Now that they're back in Toronto, he and his wife deem the loft too small and its open plan unsuitable for raising a family. So they'd like to buy a house within biking distance of Tanya's workplace. They figure it would cost about $600,000.
They'd like to keep their income property, too.
What Our Expert Says
We asked Warren MacKenzie, president and chief executive officer of Second Opinion Investor Services Inc., to take a look at Edward and Tanya's situation.
Tanya and Edward are contributing to their pension plans and their registered retirement savings plans, paying down their mortgage and planning to work part-time when they retire. Since they're already taking the important steps, they need only continue doing what they're doing, enjoy their working years, and let retirement take care of itself, Mr. MacKenzie says.
They already own a rental property, which carries itself from a cash flow point of view but produces no extra income, and in which they have about $160,000 of equity. But they want to buy a larger home, better suited to raising a family.
“There is more to life than retirement, so if a larger home is needed to make family life better, and if they can afford to buy it, they should do so,” Mr. MacKenzie says.
If they do buy a home to raise their family, can they keep their rental property or should they sell it?
There are pros and cons to both approaches, but on balance, it would be prudent to sell the rental property, Mr. MacKenzie says, because the advantages of selling far outweigh the disadvantages.
The disadvantages of selling are twofold: Selling will trigger capital gains taxes of about $30,000, and if real estate soars in value, then having more real estate will mean a greater increase in net worth.
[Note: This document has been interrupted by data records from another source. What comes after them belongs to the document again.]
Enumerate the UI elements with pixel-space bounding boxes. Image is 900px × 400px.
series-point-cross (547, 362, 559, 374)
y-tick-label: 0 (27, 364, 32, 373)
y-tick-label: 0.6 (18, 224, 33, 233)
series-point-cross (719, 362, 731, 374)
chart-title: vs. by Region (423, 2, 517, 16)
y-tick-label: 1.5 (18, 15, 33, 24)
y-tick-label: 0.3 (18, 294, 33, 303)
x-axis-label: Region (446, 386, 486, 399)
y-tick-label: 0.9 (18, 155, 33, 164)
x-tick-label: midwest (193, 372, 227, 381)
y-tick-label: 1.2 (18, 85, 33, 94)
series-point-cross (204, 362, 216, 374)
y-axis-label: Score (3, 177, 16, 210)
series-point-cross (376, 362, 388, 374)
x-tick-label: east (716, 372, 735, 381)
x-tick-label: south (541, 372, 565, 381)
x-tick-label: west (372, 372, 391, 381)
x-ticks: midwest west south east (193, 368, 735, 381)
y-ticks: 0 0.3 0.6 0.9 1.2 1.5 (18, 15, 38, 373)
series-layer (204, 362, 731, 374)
The advantages of selling the rental property are many: Edward and Tanya will lock in the capital appreciation that has occurred. They can use the money to pay down $20,000 of non-deductible student loans. Selling eliminates the hassle and risk of finding and dealing with tenants and it will allow them to make a larger down payment on their new home. They can use some of the proceeds to use up $23,500 of RRSP room, which will partly offset the capital gains tax they will pay.